Writing yesterday in Salon, Glenn Greenwald noted:
This skepticism of Government power -- which lies not only at the heart of most key British reforms over the last 8 centuries but also at the heart of the American Founding -- is precisely what has been missing almost completely from the American Right, for which there is now no federal government power too great or too unlimited to embrace. The American right-wing faction which now dominates the Republican Party is defined largely by their insatiable lust for limitless government power in virtually every realm -- spying, detentions, interrogations, and war-making. [The conservative Cato Institute backs up this idea, by the way, at least with respect to the Bush administration, which the predominant Right, and John McCain's campaign, supports.]
Hence, while British conservatives largely oppose a policy merely to allow the Government to detain terrorist suspects for 42 days with no charges, our "conservatives" react with fury over the U.S. Supreme Court's rejection of the President's claimed authority to hold such suspects in Guantanamo for 6 years -- really indefinitely -- without providing them any meaningful process at all. In fact, the Bush administration asserted the right to detain even U.S. citizens, arrested on U.S. soil, indefinitely, with no charges or any contact with the outside world, for years, and they proceeded to do so, [Padilla] with virtually no opposition of any kind from our self-proclaimed right-wing defenders of individual liberty or limited government.
But nevertheless, our Right and Far Right, overly influential in defining the debate in America for the past decade (for a number of reasons, not relevant here save as noted below [and as illustrated in the letter to Liberal commentator Dionne above]), labels anyone who does not agree with them as "liberal."
Thus Souter, and Breyer, have become "Liberal," and Kennedy, a solid conservative, a "swing vote," and the Court's "center." And the media accommodates this. (As well as, again, more subjectively, merely labeling Scalia, Thomas, and Alito as "conservatives.") The Far Right (Bill O' Reilly is a classic example, calling NBC leftist, and pretty much everything else the "Far Left") preempts this by engaging in classic projection on this issue itself. While the actual Left, which does not seem to get the importance of actually illustrating and showing a case, or illuminating what is going on, seemingly believing that things are self evident despite massive evidence all around to the contrary -- seems to largely ignore the issue. [With respect to the Justices themselves, Dionne has actually made the case for the Right, and been completely wrong on the underlying issue, at the very same time.]
But that does not change the underlying reality. Which is, as Greenwald's point above illustrates, that the Right in this country has become extremely authoritarian, in a country founded upon principles that are exactly the opposite. And yet anyone who disagrees (and thus agrees with our founding fathers), is now, "Liberal."
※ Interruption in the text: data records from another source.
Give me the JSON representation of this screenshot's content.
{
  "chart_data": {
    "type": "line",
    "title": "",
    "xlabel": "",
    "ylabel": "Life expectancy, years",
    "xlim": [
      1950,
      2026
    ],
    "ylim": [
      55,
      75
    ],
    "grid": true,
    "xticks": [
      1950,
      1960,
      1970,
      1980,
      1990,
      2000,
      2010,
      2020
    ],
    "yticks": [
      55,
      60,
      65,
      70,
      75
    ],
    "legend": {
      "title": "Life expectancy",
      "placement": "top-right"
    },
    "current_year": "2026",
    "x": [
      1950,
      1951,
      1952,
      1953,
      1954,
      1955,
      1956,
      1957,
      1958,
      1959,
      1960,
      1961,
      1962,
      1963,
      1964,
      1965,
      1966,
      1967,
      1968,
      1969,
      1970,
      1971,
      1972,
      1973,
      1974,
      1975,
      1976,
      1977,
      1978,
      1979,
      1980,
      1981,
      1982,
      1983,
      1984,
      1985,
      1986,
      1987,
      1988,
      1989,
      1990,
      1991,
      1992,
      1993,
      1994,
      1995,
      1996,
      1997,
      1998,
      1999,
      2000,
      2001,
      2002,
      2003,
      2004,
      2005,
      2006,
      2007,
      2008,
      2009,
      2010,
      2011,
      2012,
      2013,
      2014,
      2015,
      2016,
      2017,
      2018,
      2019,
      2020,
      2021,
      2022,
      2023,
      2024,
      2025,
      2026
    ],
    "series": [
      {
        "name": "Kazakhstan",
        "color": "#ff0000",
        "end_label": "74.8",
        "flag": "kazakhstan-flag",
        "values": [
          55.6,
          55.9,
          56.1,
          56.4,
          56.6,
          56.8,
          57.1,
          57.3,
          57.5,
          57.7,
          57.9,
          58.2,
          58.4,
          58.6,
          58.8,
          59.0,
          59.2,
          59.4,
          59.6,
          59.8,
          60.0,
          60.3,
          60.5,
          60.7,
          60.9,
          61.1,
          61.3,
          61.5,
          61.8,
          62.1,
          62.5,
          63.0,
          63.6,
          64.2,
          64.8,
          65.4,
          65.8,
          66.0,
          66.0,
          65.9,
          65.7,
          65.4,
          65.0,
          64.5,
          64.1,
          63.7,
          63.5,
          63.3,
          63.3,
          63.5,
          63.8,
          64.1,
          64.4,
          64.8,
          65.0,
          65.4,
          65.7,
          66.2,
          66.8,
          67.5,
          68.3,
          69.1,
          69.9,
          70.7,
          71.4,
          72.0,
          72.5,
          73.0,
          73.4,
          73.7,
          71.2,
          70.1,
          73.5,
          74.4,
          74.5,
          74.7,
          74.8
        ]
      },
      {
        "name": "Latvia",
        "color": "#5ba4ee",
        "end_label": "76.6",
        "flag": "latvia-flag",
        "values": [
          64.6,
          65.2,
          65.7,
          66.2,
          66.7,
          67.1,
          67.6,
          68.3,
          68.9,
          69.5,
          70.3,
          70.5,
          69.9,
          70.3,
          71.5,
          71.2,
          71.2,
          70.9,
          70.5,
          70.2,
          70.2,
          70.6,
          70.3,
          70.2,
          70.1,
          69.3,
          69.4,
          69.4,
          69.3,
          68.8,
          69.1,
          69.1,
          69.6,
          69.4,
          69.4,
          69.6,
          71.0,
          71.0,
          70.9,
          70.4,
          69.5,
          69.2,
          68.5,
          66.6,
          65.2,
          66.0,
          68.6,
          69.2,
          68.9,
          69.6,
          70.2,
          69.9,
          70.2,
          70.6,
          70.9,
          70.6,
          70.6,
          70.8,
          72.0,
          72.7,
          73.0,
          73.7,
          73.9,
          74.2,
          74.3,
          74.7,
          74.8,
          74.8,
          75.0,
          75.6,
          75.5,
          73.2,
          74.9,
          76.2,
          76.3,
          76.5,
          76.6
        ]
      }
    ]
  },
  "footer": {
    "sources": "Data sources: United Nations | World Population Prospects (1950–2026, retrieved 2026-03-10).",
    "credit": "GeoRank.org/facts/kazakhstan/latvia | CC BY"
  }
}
Ironically, it was true conservative Bruce Fein, who stated, "the most conservative principle of the Founding Fathers was distrust of unchecked power." That idea seems to be lost upon us, today. And calling the four other members of the Supreme Court, who sided with conservative Kennedy, and did not side with those whom by legal standards hold rather extreme views (Alito, Scalia, Thomas) and a still evolving question mark (Roberts) the "liberals," plays right into this.
But then again, it could be argued, the media has become not so much a check upon power, as it was envisioned to be as the Fourth Estate (and expressed as such as recently as 2004 by then Washington Post Managing Editor Steve Coll), but in large measure, a stenographer, for it.